Jika tujuan pembelajaran adalah mengajarkan pebelajar untuk menggunakan
pengetahuan untuk memecahkan masalah dunia nyata, bagaimana seharusnya
pembelajaran itu dilakukan? Mandl, Gruber, dan Renkl (1993) menyarankan empat cara
yaitu: pengajaran harus diletakkan dalam konteks situasi pemecahan masalah kompleks
dan bermakna; pengajaran harus dipusatkan pada pengajaran keterampilan metakognitif
dan bilamana mengunakannya; pengetahuan dan keterampilan-keterampilan harus
diajarkan dari perspektif yang berbeda dan diterapkan pada setiap situasi yang berbeda;
belajar harus berlangsung dalam situasi kerjasama untuk mengkonfrotasikan keyakinan
yang dipegang oleh masing-masing individu. Strategi ini dilandasi oleh dua model yang
saling melengkapi cognitive apprenticeship dan anchored instruction. Kedua model ini
menekankan bahwa pengajaran harus terjadi dalam kontek masalah dunia nyata atau
parktek-praktek professional.
Faktor sosial juga mempengaruhi belajar individu.
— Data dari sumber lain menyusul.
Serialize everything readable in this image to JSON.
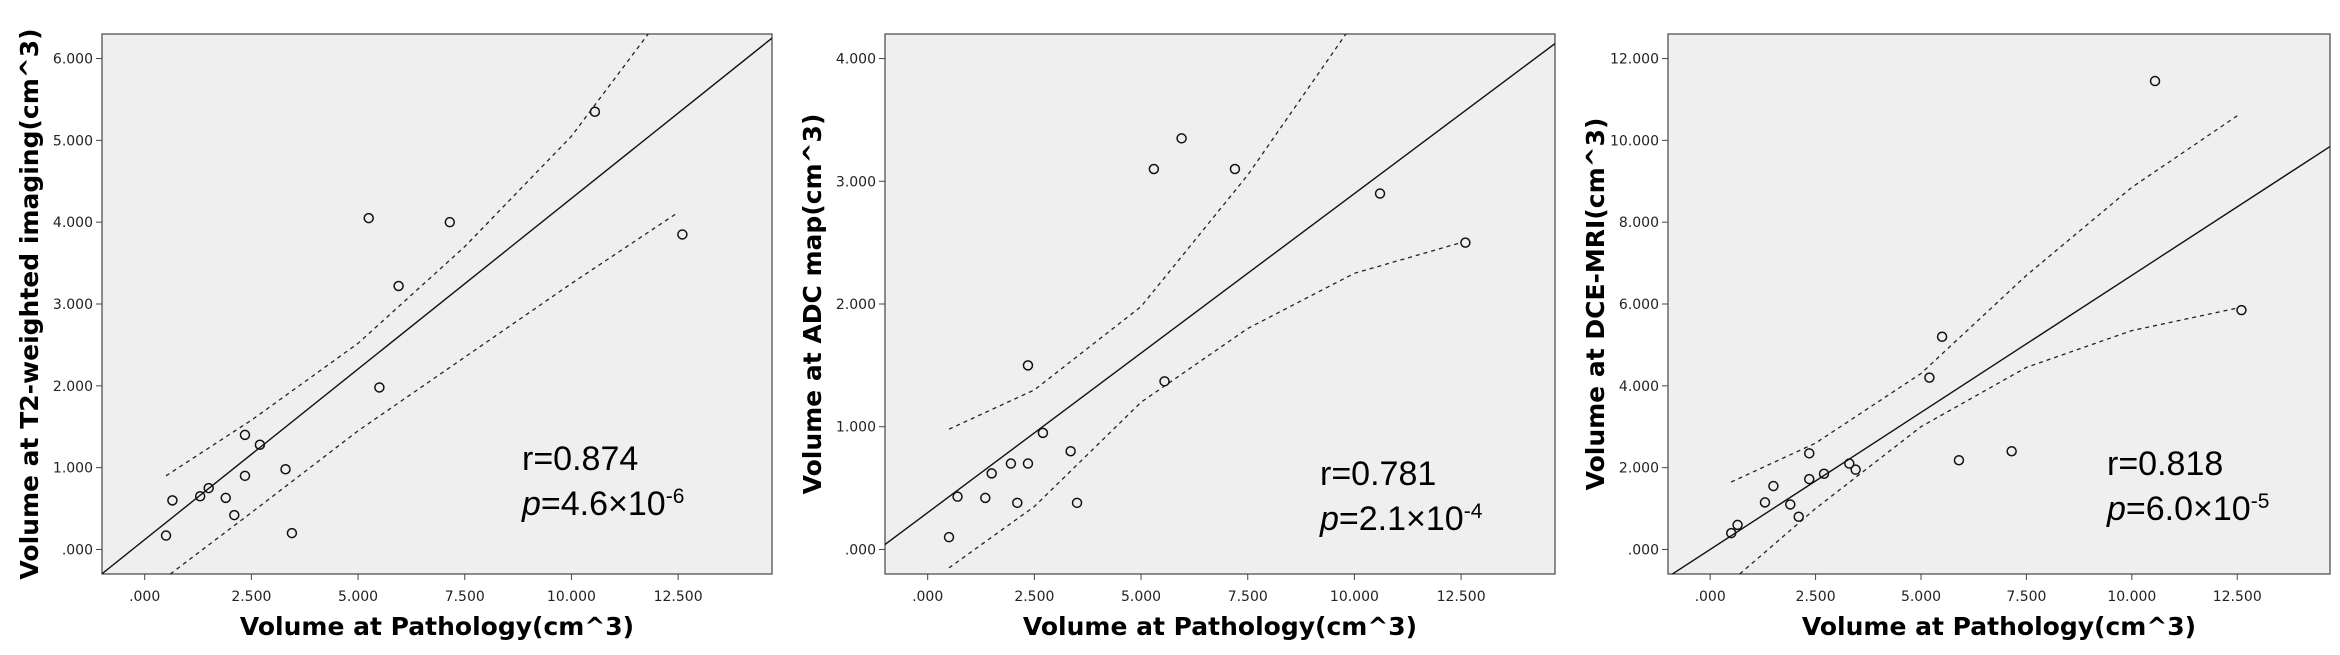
{
  "chart_data": [
    {
      "type": "scatter",
      "xlabel": "Volume at Pathology(cm^3)",
      "ylabel": "Volume at T2-weighted imaging(cm^3)",
      "xticks": [
        ".000",
        "2.500",
        "5.000",
        "7.500",
        "10.000",
        "12.500"
      ],
      "yticks": [
        ".000",
        "1.000",
        "2.000",
        "3.000",
        "4.000",
        "5.000",
        "6.000"
      ],
      "xlim": [
        -1.0,
        14.7
      ],
      "ylim": [
        -0.3,
        6.3
      ],
      "stats": {
        "r": "r=0.874",
        "p_symbol": "p",
        "p_value": "=4.6×10",
        "p_exp": "-6"
      },
      "fit": {
        "slope": 0.417,
        "intercept": 0.12
      },
      "ci_band": {
        "upper": [
          [
            0.5,
            0.9
          ],
          [
            2.5,
            1.58
          ],
          [
            5.0,
            2.52
          ],
          [
            7.5,
            3.7
          ],
          [
            10.0,
            5.05
          ],
          [
            11.8,
            6.3
          ]
        ],
        "lower": [
          [
            0.6,
            -0.3
          ],
          [
            2.5,
            0.45
          ],
          [
            5.0,
            1.45
          ],
          [
            7.5,
            2.35
          ],
          [
            10.0,
            3.25
          ],
          [
            12.5,
            4.12
          ]
        ]
      },
      "points": [
        [
          0.5,
          0.17
        ],
        [
          0.65,
          0.6
        ],
        [
          1.3,
          0.65
        ],
        [
          1.5,
          0.75
        ],
        [
          1.9,
          0.63
        ],
        [
          2.1,
          0.42
        ],
        [
          2.35,
          0.9
        ],
        [
          2.35,
          1.4
        ],
        [
          2.7,
          1.28
        ],
        [
          3.3,
          0.98
        ],
        [
          3.45,
          0.2
        ],
        [
          5.25,
          4.05
        ],
        [
          5.5,
          1.98
        ],
        [
          5.95,
          3.22
        ],
        [
          7.15,
          4.0
        ],
        [
          10.55,
          5.35
        ],
        [
          12.6,
          3.85
        ]
      ]
    },
    {
      "type": "scatter",
      "xlabel": "Volume at Pathology(cm^3)",
      "ylabel": "Volume at ADC map(cm^3)",
      "xticks": [
        ".000",
        "2.500",
        "5.000",
        "7.500",
        "10.000",
        "12.500"
      ],
      "yticks": [
        ".000",
        "1.000",
        "2.000",
        "3.000",
        "4.000"
      ],
      "xlim": [
        -1.0,
        14.7
      ],
      "ylim": [
        -0.2,
        4.2
      ],
      "stats": {
        "r": "r=0.781",
        "p_symbol": "p",
        "p_value": "=2.1×10",
        "p_exp": "-4"
      },
      "fit": {
        "slope": 0.26,
        "intercept": 0.3
      },
      "ci_band": {
        "upper": [
          [
            0.5,
            0.98
          ],
          [
            2.5,
            1.3
          ],
          [
            5.0,
            1.98
          ],
          [
            7.5,
            3.05
          ],
          [
            9.8,
            4.2
          ]
        ],
        "lower": [
          [
            0.5,
            -0.15
          ],
          [
            2.5,
            0.35
          ],
          [
            5.0,
            1.2
          ],
          [
            7.5,
            1.8
          ],
          [
            10.0,
            2.25
          ],
          [
            12.5,
            2.5
          ]
        ]
      },
      "points": [
        [
          0.5,
          0.1
        ],
        [
          0.7,
          0.43
        ],
        [
          1.35,
          0.42
        ],
        [
          1.5,
          0.62
        ],
        [
          1.95,
          0.7
        ],
        [
          2.1,
          0.38
        ],
        [
          2.35,
          1.5
        ],
        [
          2.35,
          0.7
        ],
        [
          2.7,
          0.95
        ],
        [
          3.35,
          0.8
        ],
        [
          3.5,
          0.38
        ],
        [
          5.3,
          3.1
        ],
        [
          5.55,
          1.37
        ],
        [
          5.95,
          3.35
        ],
        [
          7.2,
          3.1
        ],
        [
          10.6,
          2.9
        ],
        [
          12.6,
          2.5
        ]
      ]
    },
    {
      "type": "scatter",
      "xlabel": "Volume at Pathology(cm^3)",
      "ylabel": "Volume at DCE-MRI(cm^3)",
      "xticks": [
        ".000",
        "2.500",
        "5.000",
        "7.500",
        "10.000",
        "12.500"
      ],
      "yticks": [
        ".000",
        "2.000",
        "4.000",
        "6.000",
        "8.000",
        "10.000",
        "12.000"
      ],
      "xlim": [
        -1.0,
        14.7
      ],
      "ylim": [
        -0.6,
        12.6
      ],
      "stats": {
        "r": "r=0.818",
        "p_symbol": "p",
        "p_value": "=6.0×10",
        "p_exp": "-5"
      },
      "fit": {
        "slope": 0.67,
        "intercept": 0.0
      },
      "ci_band": {
        "upper": [
          [
            0.5,
            1.65
          ],
          [
            2.5,
            2.6
          ],
          [
            5.0,
            4.3
          ],
          [
            7.5,
            6.7
          ],
          [
            10.0,
            8.85
          ],
          [
            12.5,
            10.6
          ]
        ],
        "lower": [
          [
            0.7,
            -0.6
          ],
          [
            2.5,
            1.0
          ],
          [
            5.0,
            3.0
          ],
          [
            7.5,
            4.45
          ],
          [
            10.0,
            5.35
          ],
          [
            12.5,
            5.9
          ]
        ]
      },
      "points": [
        [
          0.5,
          0.4
        ],
        [
          0.65,
          0.6
        ],
        [
          1.3,
          1.15
        ],
        [
          1.5,
          1.55
        ],
        [
          1.9,
          1.1
        ],
        [
          2.1,
          0.8
        ],
        [
          2.35,
          2.35
        ],
        [
          2.35,
          1.72
        ],
        [
          2.7,
          1.85
        ],
        [
          3.3,
          2.1
        ],
        [
          3.45,
          1.95
        ],
        [
          5.2,
          4.2
        ],
        [
          5.5,
          5.2
        ],
        [
          5.9,
          2.18
        ],
        [
          7.15,
          2.4
        ],
        [
          10.55,
          11.45
        ],
        [
          12.6,
          5.85
        ]
      ]
    }
  ]
}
Glaser (1991) beralasan bahwa
dalam kerja kelompok kecil pembelajar mengekspose pandangan alternatif adalah
tantangan nyata untuk mengawali pemahaman. Dalam kelompok kecil pembelajar akan
membangkitkan metode pemecahan masalah dan pengetahuan konseptual mereka.
Mereka menyatakan ide-ide dan membagi tanggung jawab dalam memanage situasi
masalah. Bruning, Schraw, dan Ronning (1995) menyatakan bahwa pengajaran sains
sangat efektif bila hakikat sosial pembelajaran diterima dan digunakan untuk membantu
pebelajar memperoleh peman ilmiah secara akurat.
Bertolak dari prisnip-prinsip pembelajaran di atas, pembelajaran berbasis masalah
dapat ditelusuri melalui tiga aliran pemikiran pendidikan yaitu: Dewey dan Kelas
Demokratis: Konstruktivisme Viaget dan Vygotsky, Belajar Penemuan Bruner (Ibrahim dan
Nur, 2104).
1.) Dewey dan Pembelajaran Demokratis
Pembelajaran berbasis masalah menemukan akar intelektualnya pada penelitian John
Dewey (Ibrahim & Nur, 2104). Dalam demokrasi dan pendidikan Dewey menyampaikan
20
pandangan bahwa sekolah seharusnya mencerminkan masyarakat yang lebih besar dan
kelas merupakan laboratorium untuk memecahkan masalah kehidupan nyata. Ilmu
mendidik Dewey menganjurkan pembelajar untuk mendorong pebelajar terlibat dalam
proyek atau tugas berorientasi masalah dan membantu mereka menyelidiki
masalahmasalah intelektual dan sosial. Dewey juga menyatakan bahwa pembelajaran
disekolah seharusnya lebih memiliki manfaat dari pada abstrak dan pembelajaran yang
memiliki manfaat terbaik dapat dilakukan oleh pebelajar dalam kelompok-kelompok kecil
untuk menyelesaikan proyek yang menarik dan pilihan mereka sendiri.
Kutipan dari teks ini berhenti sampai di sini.